Increase Your Innovation Risk Appetite

Increase Your Innovation Risk Appetite

Your Innovation Risk Appetite

There are structural reasons why most breakthrough innovations come from individuals or startups outside versus inside existing companies.

Increase Your Innovation Risk AppetiteExisting Organizations Play It Safe

Existing organizations tend to be more cautious than their startup counterparts. They tend to have more to lose. The pain of loss is more powerful than an unknown pleasure. And it often causes us to err on the safe side.

Companies that play not to lose are over-cautious.  They fail to take risks and miss out on opportunities. We’ve seen examples like not talking to customers for fear of damaging the existing brand. Or dismissing a new product idea based on early legal and compliance feedback.  However, they miss out on testing assumptions to see if the situation warrants it.

Falling into these traps can lead us to worry more about taking action versus doing nothing at all. Playing it safe or doing nothing is a risky proposition in disruptive environments. There is an inherent fear of failure for existing organizations – a fear of losing what they already have.

Startups Fear Not Succeeding

Startups have the opposite fear – fear of not succeeding. A startup’s default state is failure with a goal to find success.

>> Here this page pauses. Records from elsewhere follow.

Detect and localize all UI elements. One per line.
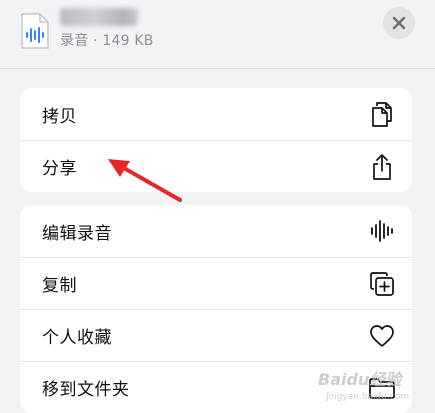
menu-item-label: 编辑录音 <box>42 223 112 244</box>
menu-group-primary: 拷贝 分享 <box>20 88 412 192</box>
menu-item-duplicate[interactable]: 复制 <box>20 257 412 309</box>
menu-item-edit-recording[interactable]: 编辑录音 <box>20 205 412 257</box>
watermark: Baidu经验 <box>318 370 402 389</box>
share-icon <box>368 153 396 181</box>
menu-item-label: 分享 <box>42 159 77 179</box>
red-arrow-icon <box>108 159 182 202</box>
menu-item-label: 移到文件夹 <box>42 380 130 400</box>
file-meta: 录音 · 149 KB <box>60 33 154 49</box>
audio-file-icon <box>21 13 49 49</box>
menu-item-label: 复制 <box>42 276 77 296</box>
menu-item-label: 个人收藏 <box>42 328 112 348</box>
heart-icon <box>368 322 396 350</box>
close-icon <box>392 16 406 30</box>
copy-icon <box>368 100 396 128</box>
menu-item-copy[interactable]: 拷贝 <box>20 88 412 140</box>
file-header: 录音 · 149 KB <box>0 0 435 69</box>
close-button[interactable] <box>383 7 415 39</box>
file-title-blurred <box>60 8 138 26</box>
menu-item-share[interactable]: 分享 <box>20 140 412 192</box>
watermark-sub: jingyan.baidu.com <box>326 392 410 402</box>
duplicate-icon <box>368 270 396 298</box>
menu-item-label: 拷贝 <box>42 106 77 127</box>
menu-item-favorite[interactable]: 个人收藏 <box>20 309 412 361</box>
waveform-icon <box>368 217 396 245</box>
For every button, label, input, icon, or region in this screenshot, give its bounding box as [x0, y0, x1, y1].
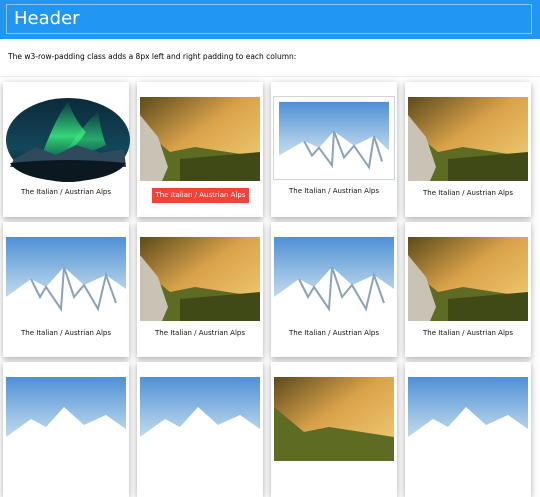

With nothing existing to lose, startups fear the downside of not succeeding much more than losing something they don’t have.

Most of the time, innovations within existing companies offer limited individual upside and downside risks. Suppose a person inside an organization innovates a game-changer. In that case, they may move up the ranks or receive some bonuses. But the outsized benefits of building a business are not usually there. 

And unlike startup founders, there are no real downsides for not making payroll, moving fast, taking risks, or finding a way to move the idea forward. At least in the same way when you have everything riding on it.

Autonomy to Change Everything

The final difference is that a founder at a startup has the fundamental ability to change everything (or nothing). Autonomy to make the calls is inherently difficult for an inside founder.

Inside innovators don’t have the flexibility of a blank slate. Legacy brand, existing customers, and the need to protect the core business model is not something startups have to deal with initially. They also lack the flexibility to seek outside funding, partnerships, talent, etc., without approval. Resources, partnerships, marketing, pricing decisions all have the baggage of the core business from which to contend.